Although the passer-by uploaded the video for a public opinion supervision purpose, the sensitive images such as the girl's face should be blurred beforehand, or the video could be submitted to the police. The open dissemination of the video did infringe the girl's personality right. The video also showed that the girl's guardian tried to stop the video shooting, not wanting it to be publicized.

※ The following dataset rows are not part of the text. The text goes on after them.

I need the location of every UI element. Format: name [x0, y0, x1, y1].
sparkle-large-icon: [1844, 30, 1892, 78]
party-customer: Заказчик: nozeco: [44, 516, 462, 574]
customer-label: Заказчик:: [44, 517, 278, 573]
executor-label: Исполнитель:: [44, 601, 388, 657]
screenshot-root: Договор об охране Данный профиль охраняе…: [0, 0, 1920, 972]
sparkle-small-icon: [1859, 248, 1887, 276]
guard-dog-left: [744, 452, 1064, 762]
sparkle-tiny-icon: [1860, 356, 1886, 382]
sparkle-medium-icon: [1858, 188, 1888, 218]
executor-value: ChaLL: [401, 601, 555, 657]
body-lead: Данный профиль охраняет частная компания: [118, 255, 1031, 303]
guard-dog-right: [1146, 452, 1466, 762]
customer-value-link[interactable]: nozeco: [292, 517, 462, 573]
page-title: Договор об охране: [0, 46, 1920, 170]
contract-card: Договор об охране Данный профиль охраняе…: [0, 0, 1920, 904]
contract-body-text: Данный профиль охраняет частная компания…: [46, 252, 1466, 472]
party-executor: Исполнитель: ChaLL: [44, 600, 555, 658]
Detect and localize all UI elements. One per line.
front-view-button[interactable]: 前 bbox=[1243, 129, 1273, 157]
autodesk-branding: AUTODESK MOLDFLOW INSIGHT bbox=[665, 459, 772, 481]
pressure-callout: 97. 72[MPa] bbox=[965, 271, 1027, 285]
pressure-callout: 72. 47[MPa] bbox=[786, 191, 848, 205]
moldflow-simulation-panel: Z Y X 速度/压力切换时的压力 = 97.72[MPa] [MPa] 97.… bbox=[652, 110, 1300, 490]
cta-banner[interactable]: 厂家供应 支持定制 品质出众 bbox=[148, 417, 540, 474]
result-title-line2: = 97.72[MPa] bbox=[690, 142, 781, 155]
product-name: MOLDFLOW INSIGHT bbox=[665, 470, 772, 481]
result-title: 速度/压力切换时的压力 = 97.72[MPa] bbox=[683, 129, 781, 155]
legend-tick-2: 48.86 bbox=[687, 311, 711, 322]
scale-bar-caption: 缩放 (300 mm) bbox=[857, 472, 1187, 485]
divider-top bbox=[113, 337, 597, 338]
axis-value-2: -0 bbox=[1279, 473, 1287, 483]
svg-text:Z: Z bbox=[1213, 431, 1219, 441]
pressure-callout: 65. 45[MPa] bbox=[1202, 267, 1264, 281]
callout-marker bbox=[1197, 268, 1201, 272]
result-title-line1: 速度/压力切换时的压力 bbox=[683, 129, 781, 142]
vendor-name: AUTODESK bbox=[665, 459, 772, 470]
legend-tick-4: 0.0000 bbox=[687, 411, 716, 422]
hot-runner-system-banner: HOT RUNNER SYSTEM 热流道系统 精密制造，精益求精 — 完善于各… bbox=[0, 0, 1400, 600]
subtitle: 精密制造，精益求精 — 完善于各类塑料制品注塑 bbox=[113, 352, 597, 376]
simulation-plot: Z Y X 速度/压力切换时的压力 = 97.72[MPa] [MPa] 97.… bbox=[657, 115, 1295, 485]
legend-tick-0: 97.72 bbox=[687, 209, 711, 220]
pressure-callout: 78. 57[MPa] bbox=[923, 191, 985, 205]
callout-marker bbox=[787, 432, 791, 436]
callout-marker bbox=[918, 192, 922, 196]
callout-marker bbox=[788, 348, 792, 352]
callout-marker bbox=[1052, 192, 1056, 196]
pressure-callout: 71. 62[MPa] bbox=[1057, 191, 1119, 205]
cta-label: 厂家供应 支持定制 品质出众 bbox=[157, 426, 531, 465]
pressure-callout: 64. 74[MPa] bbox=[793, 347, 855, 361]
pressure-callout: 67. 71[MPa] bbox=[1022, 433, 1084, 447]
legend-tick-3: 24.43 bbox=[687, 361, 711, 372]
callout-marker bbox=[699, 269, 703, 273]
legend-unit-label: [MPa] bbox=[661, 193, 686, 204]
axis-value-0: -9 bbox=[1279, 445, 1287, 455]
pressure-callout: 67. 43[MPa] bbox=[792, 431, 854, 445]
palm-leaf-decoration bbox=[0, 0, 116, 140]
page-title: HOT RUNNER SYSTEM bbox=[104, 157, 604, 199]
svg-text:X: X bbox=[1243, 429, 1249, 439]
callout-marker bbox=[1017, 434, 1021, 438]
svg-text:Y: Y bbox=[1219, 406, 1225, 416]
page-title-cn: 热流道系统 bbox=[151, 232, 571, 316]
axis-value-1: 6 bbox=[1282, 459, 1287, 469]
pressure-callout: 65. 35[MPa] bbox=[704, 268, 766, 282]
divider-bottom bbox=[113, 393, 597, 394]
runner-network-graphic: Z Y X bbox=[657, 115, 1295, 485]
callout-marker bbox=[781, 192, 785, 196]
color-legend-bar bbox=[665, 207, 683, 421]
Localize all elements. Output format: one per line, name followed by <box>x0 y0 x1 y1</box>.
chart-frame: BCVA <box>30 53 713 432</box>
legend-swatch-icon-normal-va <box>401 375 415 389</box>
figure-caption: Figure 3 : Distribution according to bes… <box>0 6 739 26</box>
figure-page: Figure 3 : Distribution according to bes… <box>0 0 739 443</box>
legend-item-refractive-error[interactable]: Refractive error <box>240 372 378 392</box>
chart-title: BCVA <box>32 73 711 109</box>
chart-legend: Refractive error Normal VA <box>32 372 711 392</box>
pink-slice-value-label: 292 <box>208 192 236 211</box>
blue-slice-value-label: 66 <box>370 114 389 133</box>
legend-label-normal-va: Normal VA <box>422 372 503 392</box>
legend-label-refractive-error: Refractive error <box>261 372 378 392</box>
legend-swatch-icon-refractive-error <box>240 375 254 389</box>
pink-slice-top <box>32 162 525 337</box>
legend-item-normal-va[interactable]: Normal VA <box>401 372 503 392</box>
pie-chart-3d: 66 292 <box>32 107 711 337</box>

The right to privacy is the undisturbed private life of the right holder and right holder's private space, private activities, and private information that the right holder does not want to be known to others. To determine privacy and its scope should be based on right holder's intention and the general social cognition. In this case, although the parenting behavior occurred in a public setting, the scope of observation was limited, and information pertaining to the event would be lessened as the video spread. The passer-by maximized the information of the original scene by taking the video, where facial features of the girl were very clear. The girl's underwear was also exposed during her crying and struggling. Massive online dissemination of such a video would cause severe damage to the girl's personality rights, including the rights to privacy and to likeness.

However, the passer-by didn't infringe the girl's right to reputation, according to the BIC. The filming was an objective recording of what was happening. There were no adaptations, and no action of insulting or slandering. Besides, the video may impact the parents' social status, but did not impact that of the girl.


The BIC's final judgment was that the passer-by infringed upon the girl's rights to likeness and to privacy and should bear corresponding liabilities. The judgement was accepted by both parties. Furthermore, due to the fact that the defendant deleted the video on the same day of posting it, the social platform was not liable.

Afterwards, the BIC delivered a judicial suggestion to the involved social platform, urging it to set up special procedures for examining minor-related content so as to maximize protection of minors.